One important distinction is “primary enforcement” vs. “secondary enforcement”. In states with primary enforcement (Indiana is one), an officer can pull you over for using a handheld cell phone without any other reason for the stop. With “secondary enforcement”, the officer must have another reason for pulling you over (such as speeding, running a red light, or driving with no signal lights) and only then is that officer able to cite you for a cell phone infringement.
Where does Indiana fall in this distracted-driving-by-cell-phone prevention picture?
- Primary enforcement
- Texting ban for all drivers
- All cell phone ban applies to drivers under the age of 21
Does banning texting while driving make a difference?
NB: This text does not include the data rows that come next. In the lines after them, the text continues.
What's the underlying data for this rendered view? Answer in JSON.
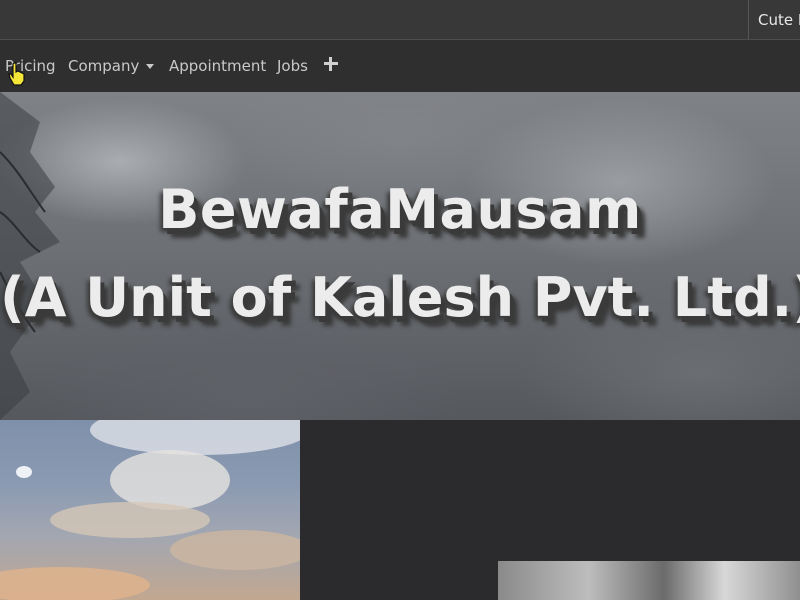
{
  "topbar": {
    "user_link": "Cute L"
  },
  "nav": {
    "items": [
      {
        "label": "Pricing"
      },
      {
        "label": "Company"
      },
      {
        "label": "Appointment"
      },
      {
        "label": "Jobs"
      }
    ],
    "add_icon": "plus-icon"
  },
  "hero": {
    "title_line1": "BewafaMausam",
    "title_line2": "(A Unit of Kalesh Pvt. Ltd.)"
  },
  "colors": {
    "topbar_bg": "#383839",
    "navbar_bg": "#2f2f30",
    "page_bg": "#2b2b2d",
    "hero_text": "#ececec"
  }
}
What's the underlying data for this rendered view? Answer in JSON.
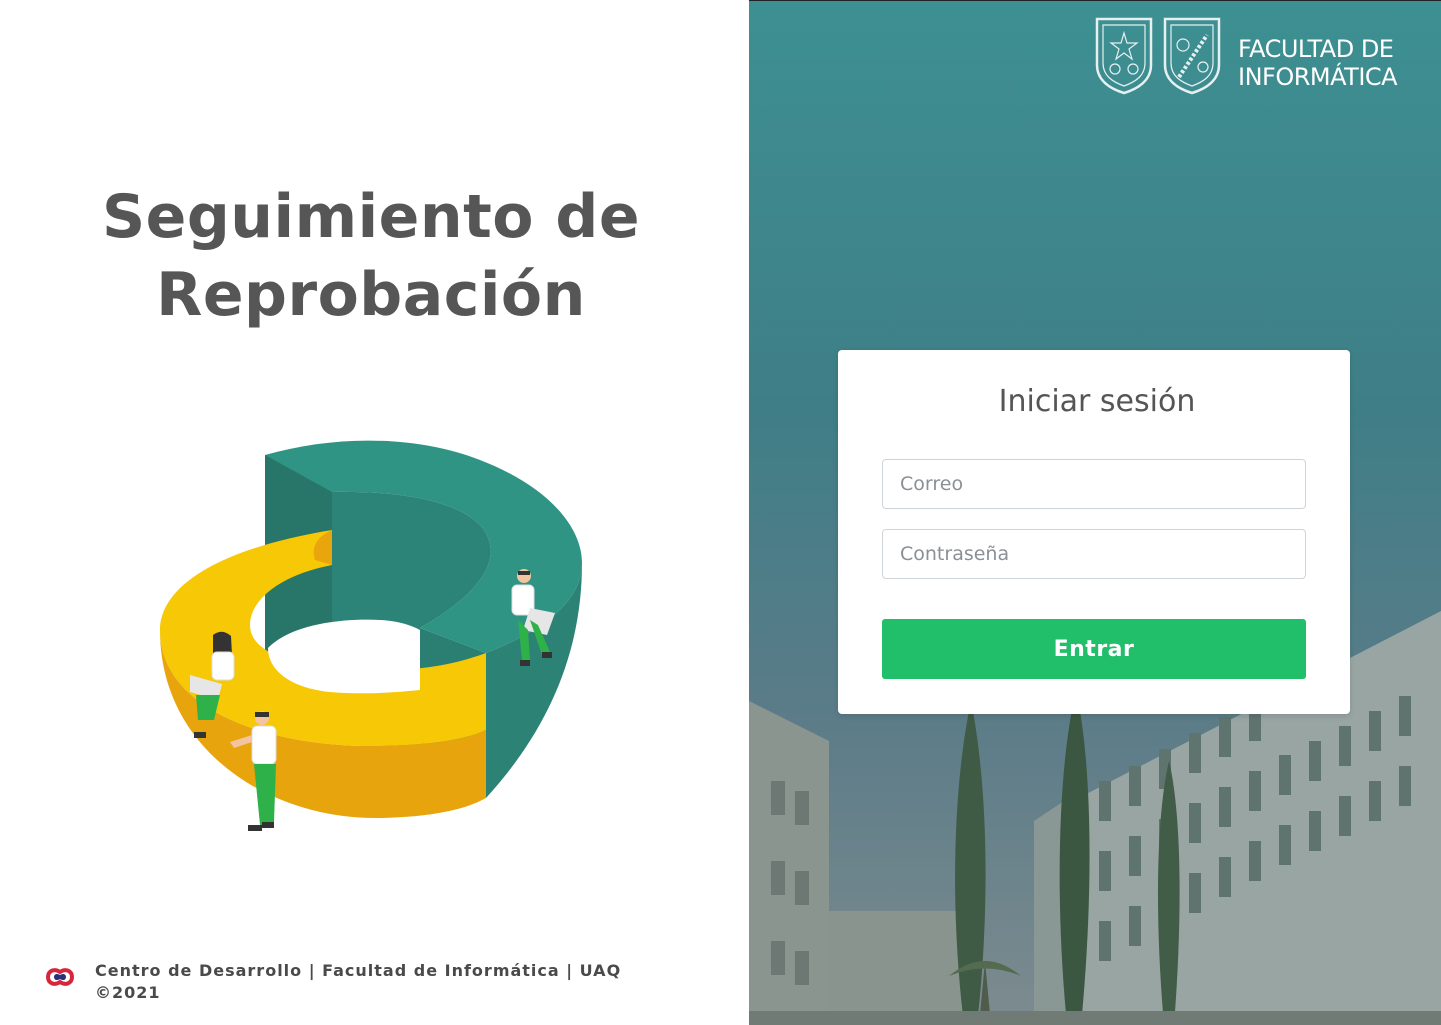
{
  "hero": {
    "title_line1": "Seguimiento de",
    "title_line2": "Reprobación"
  },
  "footer": {
    "line1": "Centro de Desarrollo | Facultad de Informática | UAQ",
    "line2": "©2021",
    "logo_icon": "centro-desarrollo-logo"
  },
  "branding": {
    "line1": "FACULTAD DE",
    "line2": "INFORMÁTICA",
    "seal_icons": [
      "uaq-seal-icon",
      "informatica-seal-icon"
    ]
  },
  "login": {
    "title": "Iniciar sesión",
    "email_placeholder": "Correo",
    "password_placeholder": "Contraseña",
    "submit_label": "Entrar"
  },
  "colors": {
    "button": "#22bf6b",
    "teal": "#2e8f82",
    "yellow": "#f5c805",
    "title_text": "#565656"
  }
}
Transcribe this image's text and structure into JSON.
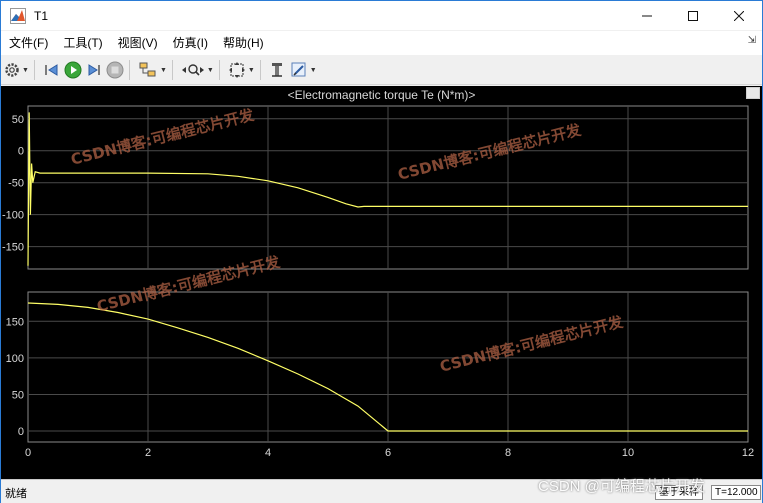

That was a question discussed by CBS News two years ago, after a report published in the American Journal of Public Health indicated that bans on texting while driving may in fact be preventing some serious traffic accidents. Specifically, in states where texting bans were “primarily enforced”, hospitalizations for travel accidents went down.
In our work as personal injury attorneys, the fact that Indiana is a “fault” state becomes very important when we represent someone hurt in an auto accident. In “no fault” states such as Kentucky, each driver’s insurance will typically pay for his or her own injuries, regardless of who was at fault for the accident. Indiana law, however, holds each driver accountable for his or her role in the accident, assigning a percentage of fault to each driver.
So, if witnesses testify (or it is otherwise discovered) that one of the drivers was texting or talking on a hand held phone immediately prior to the accident, a large percentage of the fault, if not all of it, will probably be assigned to that driver. (As you may imagine, even though that driver’s insurance company will pay the bills, it’s not likely they will continue to keep him/her as a customer!)
It’s a fact: Hands off the cell phone and on the wheel – that’s the law!